One critical difference between projection systems and direct-view displays is that the size of a projected image can vary without changing the resolution. With a direct-view display, the pixel pitch—that is, the distance between pixels—is fixed, which defines the size of a display at a given resolution. Different screen sizes will have different resolutions. To address this issue, the DCI memorandum says, “Image scaling at non-integer values may be utilized if it is clearly demonstrable that no artifacts result.” Easier said than done, to be sure, but a worthy goal.
The peak luminance should be 500 nits, while the minimum active black level—from the lowest code value that results in measurable light output from the display—should be 0.001 nit. That yields a sequential contrast ratio of 500,000:1. Also, the EOTF (electro-optical transfer function) should be 2.6 gamma for SDR content or PQ for HDR material. Interestingly, an HDR format from France called EclairColor has been proposed for use in commercial cinemas, but it doesn’t use either of these EOTFs.
The color volume should remain P3 with a D65 white point (0.3127, 0.3290), as it is in current digital cinemas. The memorandum also includes tables of target grayscale code values, chromaticity coordinates, and luminance levels. Comments on contouring, temporal artifacts, and spatio-temporal aliasing simply state that they should be minimized—duh!
I found the comments on sound considerations interesting: “Direct view displays present a unique impediment to accurate screen sound localization and dialog reproduction, potentially altering the intended sound imaging characteristics of the soundtrack. DCI recognizes that sound reproduction is an integral part of the theatrical experience. While not a display device requirement, direct view display manufacturers must develop solutions that enable the sound mix to be experienced as the filmmakers intended.” This is a vexing problem, since direct-view displays are not acoustically transparent, so you can’t put speakers behind them as you can with perforated projection screens.

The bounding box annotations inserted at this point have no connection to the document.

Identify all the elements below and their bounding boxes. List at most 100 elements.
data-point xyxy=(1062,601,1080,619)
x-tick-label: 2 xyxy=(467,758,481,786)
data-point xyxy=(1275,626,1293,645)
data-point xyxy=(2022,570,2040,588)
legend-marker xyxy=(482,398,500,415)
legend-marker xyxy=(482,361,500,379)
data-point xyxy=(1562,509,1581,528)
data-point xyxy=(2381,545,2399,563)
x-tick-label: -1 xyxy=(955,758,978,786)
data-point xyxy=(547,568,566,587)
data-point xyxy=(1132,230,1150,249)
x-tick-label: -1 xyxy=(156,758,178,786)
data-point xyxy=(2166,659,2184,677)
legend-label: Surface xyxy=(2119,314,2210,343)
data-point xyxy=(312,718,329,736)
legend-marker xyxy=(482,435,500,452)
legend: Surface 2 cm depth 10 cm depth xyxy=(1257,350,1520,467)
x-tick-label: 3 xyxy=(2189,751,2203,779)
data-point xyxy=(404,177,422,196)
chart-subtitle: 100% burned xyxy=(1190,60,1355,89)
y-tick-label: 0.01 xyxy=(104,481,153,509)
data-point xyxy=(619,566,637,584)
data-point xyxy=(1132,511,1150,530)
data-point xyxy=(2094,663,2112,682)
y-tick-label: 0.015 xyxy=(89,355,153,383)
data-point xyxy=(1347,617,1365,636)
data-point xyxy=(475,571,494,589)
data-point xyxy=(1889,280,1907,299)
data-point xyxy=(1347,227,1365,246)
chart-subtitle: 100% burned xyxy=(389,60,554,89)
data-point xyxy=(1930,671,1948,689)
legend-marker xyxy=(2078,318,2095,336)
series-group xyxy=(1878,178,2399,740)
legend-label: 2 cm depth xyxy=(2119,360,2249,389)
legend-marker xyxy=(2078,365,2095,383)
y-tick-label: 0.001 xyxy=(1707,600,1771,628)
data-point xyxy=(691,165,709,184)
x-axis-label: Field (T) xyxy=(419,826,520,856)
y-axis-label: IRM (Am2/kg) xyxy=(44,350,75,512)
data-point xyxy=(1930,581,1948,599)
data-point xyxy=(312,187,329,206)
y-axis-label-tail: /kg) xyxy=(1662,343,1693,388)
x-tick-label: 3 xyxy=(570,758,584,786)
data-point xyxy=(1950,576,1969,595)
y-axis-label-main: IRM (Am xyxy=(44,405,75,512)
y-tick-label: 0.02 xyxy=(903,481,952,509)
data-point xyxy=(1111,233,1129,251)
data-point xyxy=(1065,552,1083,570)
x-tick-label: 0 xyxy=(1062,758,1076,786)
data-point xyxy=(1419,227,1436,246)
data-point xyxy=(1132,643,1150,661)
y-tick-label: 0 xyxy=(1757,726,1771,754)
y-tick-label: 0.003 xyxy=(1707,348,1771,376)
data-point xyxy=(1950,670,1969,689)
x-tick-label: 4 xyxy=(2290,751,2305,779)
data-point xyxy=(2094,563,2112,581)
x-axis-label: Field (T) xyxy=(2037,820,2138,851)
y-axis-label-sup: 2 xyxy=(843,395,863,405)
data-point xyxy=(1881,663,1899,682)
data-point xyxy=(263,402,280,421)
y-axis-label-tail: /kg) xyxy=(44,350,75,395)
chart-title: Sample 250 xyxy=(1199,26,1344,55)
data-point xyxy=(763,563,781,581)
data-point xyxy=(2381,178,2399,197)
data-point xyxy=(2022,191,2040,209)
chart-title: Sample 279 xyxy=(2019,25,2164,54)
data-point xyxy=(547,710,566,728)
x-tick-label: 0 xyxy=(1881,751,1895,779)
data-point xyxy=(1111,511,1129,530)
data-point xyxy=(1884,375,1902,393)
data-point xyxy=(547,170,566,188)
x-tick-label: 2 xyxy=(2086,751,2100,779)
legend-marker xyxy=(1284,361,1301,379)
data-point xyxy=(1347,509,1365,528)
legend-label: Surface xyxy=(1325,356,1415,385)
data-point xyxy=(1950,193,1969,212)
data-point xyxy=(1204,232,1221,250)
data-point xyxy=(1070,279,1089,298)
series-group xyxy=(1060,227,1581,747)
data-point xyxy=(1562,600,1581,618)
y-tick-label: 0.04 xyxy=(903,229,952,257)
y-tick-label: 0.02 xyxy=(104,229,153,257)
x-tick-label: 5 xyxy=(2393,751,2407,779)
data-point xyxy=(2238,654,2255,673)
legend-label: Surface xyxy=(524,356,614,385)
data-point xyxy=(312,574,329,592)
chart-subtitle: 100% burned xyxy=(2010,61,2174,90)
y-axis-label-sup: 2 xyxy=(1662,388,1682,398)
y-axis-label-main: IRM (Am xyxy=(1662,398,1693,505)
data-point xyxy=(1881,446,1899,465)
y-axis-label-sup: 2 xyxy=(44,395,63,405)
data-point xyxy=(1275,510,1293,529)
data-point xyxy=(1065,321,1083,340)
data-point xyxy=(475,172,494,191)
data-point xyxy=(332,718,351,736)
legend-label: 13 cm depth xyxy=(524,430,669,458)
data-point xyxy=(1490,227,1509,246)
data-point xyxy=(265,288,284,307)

The DCI memorandum is only a small first step, but an important one. It clearly indicates that the commercial-cinema industry is starting to think about direct-view displays before they are widely adopted. Hopefully, a set of standards, specifications, and testing procedures will be well defined in the near future so that the new displays perform in a consistent manner and content can be created to take advantage of their capabilities. As I’ve said before, it’s a great time to be a movie geek!